Friday, October 07, 2005

Good word

According to our new arrival
Life is more than mere survival

We just might live the good life yet

-- Gary Portnoy, Judy Hart-Angelo

Thursday, October 06, 2005

Brrring

As I was walking out of the record store yesterday, the phone rang. Not my phone, the wireless doohickey, but a real phone, somewhere, with a bell. Then I realized: it was the pay phone outside the shop.

When I was a child I leapt to answer any pay phone that rang, for the sheer unpredictability of it. Like the man used to sing, who can it be now? I also used to write down the numbers of pay phones and then, at home, call them. The reason was the same: something weird might happen. As I recall, what generally happened, no matter what end of the pay phone I was on, was a brief moment of shared confusion, sometimes followed by an even briefer moment of shared amusement. And that was about it.

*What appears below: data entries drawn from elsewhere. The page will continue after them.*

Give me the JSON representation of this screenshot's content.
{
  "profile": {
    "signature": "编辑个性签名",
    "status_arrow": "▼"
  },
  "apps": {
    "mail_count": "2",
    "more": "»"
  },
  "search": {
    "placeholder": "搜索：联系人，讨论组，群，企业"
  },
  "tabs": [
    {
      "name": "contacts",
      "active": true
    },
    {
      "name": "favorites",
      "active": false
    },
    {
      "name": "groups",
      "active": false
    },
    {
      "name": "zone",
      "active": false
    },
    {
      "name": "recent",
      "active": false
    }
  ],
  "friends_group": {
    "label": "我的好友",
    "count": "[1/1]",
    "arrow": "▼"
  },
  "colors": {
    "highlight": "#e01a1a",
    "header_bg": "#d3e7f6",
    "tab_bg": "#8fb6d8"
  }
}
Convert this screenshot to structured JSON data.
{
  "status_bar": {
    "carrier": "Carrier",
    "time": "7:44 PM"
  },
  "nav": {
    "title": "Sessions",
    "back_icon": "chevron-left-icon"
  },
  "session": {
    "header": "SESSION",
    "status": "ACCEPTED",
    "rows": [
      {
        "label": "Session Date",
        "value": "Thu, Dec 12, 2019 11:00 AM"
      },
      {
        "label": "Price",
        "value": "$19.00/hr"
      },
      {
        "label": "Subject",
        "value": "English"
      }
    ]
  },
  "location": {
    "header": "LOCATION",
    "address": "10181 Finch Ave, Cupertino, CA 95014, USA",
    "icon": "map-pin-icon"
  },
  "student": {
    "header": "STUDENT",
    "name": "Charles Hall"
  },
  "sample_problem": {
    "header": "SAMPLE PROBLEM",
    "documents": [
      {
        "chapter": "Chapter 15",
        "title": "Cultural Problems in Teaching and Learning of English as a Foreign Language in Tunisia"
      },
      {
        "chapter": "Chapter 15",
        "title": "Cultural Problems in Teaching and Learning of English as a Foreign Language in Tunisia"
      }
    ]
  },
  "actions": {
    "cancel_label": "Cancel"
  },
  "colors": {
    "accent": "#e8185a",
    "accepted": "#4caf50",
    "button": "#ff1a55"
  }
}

Those memories raced through my mind in an instant when the phone rang yesterday. I dithered over whether I should pick it up, but it looked nasty, even by pay phone standards. So I kept moving. Pay phones aren't guaranteed to be clean.

Wednesday, October 05, 2005

Flip flip

Every several months I confront the gigantic pile of magazines. I subscribe to a few -- The New Yorker, Fortune, PC Magazine -- and I'm always mildly excited when one arrives: more reading material! But inevitably I leaf through it, set it aside and forget about it. What eventually results is the gigantic pile of magazines. Something like panic sets in, and for days I spend most of my leisure time plowing through them. Once the pile is gone, the cycle starts anew.

What is this about? Isn't reading magazines supposed to be a leisure activity? So why does it feel like graduate school? A while back I spent evening after evening at a UW-Madison library, simply so I could get caught up on magazines. But I'll be good: I hereby promise to be more discplined about reading magazines. So much for leisure.

And then, the Gibbon.

Tuesday, October 04, 2005

Therapy for all

Here's an interesting headline from yesterday's paper:

Payments Not Hush Money, UW Aide Says

In case you're just tuning in: the University of Wisconsin-Madison is again in hot water with the legislature. This time it's because a vice chancellor of student affairs, Paul Barrows, went job-hunting while on paid leave following a romantic affair with a graduate student -- an affair chancellor John Wiley has called inappropriate, but not in violation of university policy (?).

The newest wrinkle is that Casey Nagy, an executive assistant to Wiley, paid for the distraught student's therapy with money from a "crisis fund" in the Dean of Students office, then reimbursed the fund by dipping into "discretionary gift funds in the chancellor's office."

I have every sympathy for the grad student, of course. Barrows put her in a very difficult position. But what I want to know is, where is my free, government-funded therapy? I have a few things I'd like to get off my chest.

One other question: when a lackey claims that payouts from the discretionary gift fund aren't hush money, doesn't that automatically mean they are?

Monday, October 03, 2005

Why yes, I can

Sometimes I feel as though I've lived here in Madison an eternity. Biking home from the library just now, I seemed to recognize every third person. Look, there's Matt Sloan, the Wis-kino guy. Look, there's Kelli Kaalele, who books shows at Cafe Montmartre and elsewhere. When did I become a local?

At one point in my journey home, being a local was like to kill me. I was turning from King Street onto Wilson, downtown, and a woman leaned her head out of a car and yelled, "Can you tell me where the Hilton is?"

Reflexively, I braked to an abrubt halt. My tires skidded. Fortunately, no cars were behind me, or it could have been ugly. I paused a nanosecond, pointed and said, "It's just there on the left."

She thanked me. Then I spotted Shirley Manson. Kidding!